Wer nichts zu verbergen hat, der lässt sich auch gern in die Karten schauen. So wird es von den Bürgern verlangt, doch wie sieht es mit den Politikern und sogenannten Rechtschaffenden selbst aus?
Erschreckend.
Ist die Bevölkerung nun auf Publizierungen wie Jürgen Roths "Anklage unerwünscht" angewiesen, welche skandalöse Netzwerke und dunkle Machenschaften aufdeckt? Unglaublich. Nach der jetzigen Sachlage sieht mir dies auch nach dem Grund aus, weshalb auch Journalisten hierzulande bereits bespitzelt werden.
Ich bezweifle, dass der Sachsen-Sumpf trocken gelegt werden kann. Vielleicht verschwinden die belastenden Unterlagen weiter durch Missverständnisse im Reisswolf? Gerne lass ich mich eines besseren belehren. Gibt es überhaupt eine Chance?

Danke FAZ, dass wenigstens ein Blatt von den seriösen anspricht, dass es sich zunächst um ein Problem des Geheimdienstes, besser der Dienstaufsicht handelt: Denn die Vermutung ist doch, dass da jahrelang (aus den berüchtigten 15.000 Seiten) vor allem die aktuelle Gerüchtslage im Freistaat aufgearbeitet wurde: Einer hat gesagt, ein anderer habe gehört, dass ein dritter etwas gesehen habe....
Um die eigentliche Frage drücken sich bislang alle: Wer in der sächsischen CDU hat ein Interesse daran, den Ministerpräsidneten, seine saarländischen Wasserträger und dazu gleich noch ein paar von den verhassten Aufbauhefern abzusägen, um selber Ministerpräsident zu werden und seine Getreuen mit Posten und Pöstchen belohnen zu können?
Zur Erinnerung: Die CDU hat mit Milbradt 2004 bei der Landtagswahl 20 Sitze verloren.
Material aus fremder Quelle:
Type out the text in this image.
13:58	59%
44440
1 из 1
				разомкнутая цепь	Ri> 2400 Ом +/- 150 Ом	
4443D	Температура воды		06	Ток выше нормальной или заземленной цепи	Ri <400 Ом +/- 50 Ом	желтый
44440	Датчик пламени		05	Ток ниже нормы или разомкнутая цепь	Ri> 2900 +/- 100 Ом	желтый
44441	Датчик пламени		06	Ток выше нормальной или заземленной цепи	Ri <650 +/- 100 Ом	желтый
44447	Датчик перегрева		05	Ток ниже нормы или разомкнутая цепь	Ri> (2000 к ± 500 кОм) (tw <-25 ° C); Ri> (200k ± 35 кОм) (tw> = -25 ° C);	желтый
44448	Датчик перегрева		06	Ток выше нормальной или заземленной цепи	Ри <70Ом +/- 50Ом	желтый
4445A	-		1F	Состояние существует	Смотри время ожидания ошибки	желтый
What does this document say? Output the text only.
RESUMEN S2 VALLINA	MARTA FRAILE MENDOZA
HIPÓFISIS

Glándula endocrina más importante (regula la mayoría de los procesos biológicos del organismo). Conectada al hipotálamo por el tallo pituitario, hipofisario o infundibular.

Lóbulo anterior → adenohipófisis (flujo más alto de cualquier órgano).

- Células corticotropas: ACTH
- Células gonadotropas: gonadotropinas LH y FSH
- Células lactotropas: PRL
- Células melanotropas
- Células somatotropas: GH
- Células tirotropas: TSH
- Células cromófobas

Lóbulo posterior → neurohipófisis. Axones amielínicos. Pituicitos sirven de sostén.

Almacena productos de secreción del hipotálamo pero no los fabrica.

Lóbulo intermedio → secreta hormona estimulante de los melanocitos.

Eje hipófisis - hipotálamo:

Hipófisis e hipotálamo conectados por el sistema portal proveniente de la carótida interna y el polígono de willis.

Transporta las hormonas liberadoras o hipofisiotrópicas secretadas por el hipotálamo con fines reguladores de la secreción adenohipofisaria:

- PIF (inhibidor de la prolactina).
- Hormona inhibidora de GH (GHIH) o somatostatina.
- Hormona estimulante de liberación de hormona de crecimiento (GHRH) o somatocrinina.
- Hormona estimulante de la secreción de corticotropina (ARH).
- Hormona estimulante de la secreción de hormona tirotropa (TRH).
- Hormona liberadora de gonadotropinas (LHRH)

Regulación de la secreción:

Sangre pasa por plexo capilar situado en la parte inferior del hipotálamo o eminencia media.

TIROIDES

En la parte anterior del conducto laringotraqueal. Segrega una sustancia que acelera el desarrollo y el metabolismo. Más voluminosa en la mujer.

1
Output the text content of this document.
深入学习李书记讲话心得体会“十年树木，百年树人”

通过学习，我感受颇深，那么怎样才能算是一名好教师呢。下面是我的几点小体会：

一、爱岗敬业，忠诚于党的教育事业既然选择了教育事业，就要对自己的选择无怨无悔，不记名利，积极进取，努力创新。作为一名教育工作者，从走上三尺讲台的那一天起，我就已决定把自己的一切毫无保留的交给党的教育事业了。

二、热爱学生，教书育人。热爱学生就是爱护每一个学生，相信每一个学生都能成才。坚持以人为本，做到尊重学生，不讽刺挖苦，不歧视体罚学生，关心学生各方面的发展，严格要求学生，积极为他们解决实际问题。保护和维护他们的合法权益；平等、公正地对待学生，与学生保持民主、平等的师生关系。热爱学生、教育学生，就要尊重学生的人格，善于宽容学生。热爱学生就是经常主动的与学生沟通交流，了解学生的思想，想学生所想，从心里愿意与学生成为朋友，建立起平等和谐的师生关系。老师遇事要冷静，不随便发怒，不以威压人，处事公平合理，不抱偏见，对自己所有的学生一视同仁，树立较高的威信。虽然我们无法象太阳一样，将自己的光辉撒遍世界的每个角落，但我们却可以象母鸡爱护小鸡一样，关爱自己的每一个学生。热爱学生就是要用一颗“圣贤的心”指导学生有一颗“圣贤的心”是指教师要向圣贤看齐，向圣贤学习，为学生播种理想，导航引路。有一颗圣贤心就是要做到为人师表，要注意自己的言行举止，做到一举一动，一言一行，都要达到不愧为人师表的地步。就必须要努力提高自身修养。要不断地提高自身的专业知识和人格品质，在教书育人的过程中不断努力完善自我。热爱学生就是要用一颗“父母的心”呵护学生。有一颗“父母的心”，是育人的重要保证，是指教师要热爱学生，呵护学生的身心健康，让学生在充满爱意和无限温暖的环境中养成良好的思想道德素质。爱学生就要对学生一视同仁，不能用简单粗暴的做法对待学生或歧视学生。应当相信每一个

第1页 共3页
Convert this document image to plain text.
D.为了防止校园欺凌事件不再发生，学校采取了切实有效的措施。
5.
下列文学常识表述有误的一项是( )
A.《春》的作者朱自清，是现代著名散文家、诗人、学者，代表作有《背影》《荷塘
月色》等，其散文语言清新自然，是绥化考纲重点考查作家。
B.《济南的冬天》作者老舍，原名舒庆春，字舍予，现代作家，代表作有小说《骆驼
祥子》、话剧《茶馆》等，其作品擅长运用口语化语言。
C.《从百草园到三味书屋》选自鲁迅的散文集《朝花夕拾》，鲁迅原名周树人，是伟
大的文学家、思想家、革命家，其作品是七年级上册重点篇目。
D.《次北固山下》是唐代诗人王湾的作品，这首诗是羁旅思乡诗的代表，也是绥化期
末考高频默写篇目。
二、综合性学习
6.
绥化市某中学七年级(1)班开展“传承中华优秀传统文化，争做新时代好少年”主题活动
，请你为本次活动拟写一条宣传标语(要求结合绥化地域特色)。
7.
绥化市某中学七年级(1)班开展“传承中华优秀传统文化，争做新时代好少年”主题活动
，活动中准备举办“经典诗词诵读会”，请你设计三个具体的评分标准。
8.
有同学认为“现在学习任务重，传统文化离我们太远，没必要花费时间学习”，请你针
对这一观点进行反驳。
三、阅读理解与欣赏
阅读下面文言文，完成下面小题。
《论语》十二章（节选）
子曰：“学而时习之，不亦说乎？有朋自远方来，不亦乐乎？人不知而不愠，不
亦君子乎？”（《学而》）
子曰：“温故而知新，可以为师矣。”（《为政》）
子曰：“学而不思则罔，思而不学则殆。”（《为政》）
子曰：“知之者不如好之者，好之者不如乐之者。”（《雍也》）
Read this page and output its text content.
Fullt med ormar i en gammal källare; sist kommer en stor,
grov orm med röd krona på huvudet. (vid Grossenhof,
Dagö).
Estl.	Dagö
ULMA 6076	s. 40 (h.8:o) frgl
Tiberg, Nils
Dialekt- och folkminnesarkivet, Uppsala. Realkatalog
Das haben ihm einige, die ihm den verstärkten Kontakt zur Basis verdanken, noch nicht vergesen. Gleich nach der als verloren empfundenen Wahl wurde Milbradt von seinen Parteifreunden angegangen, ob es denn in Sachsen nicht genug qualifizierte Sachsen für sächsiche Posten gäbe.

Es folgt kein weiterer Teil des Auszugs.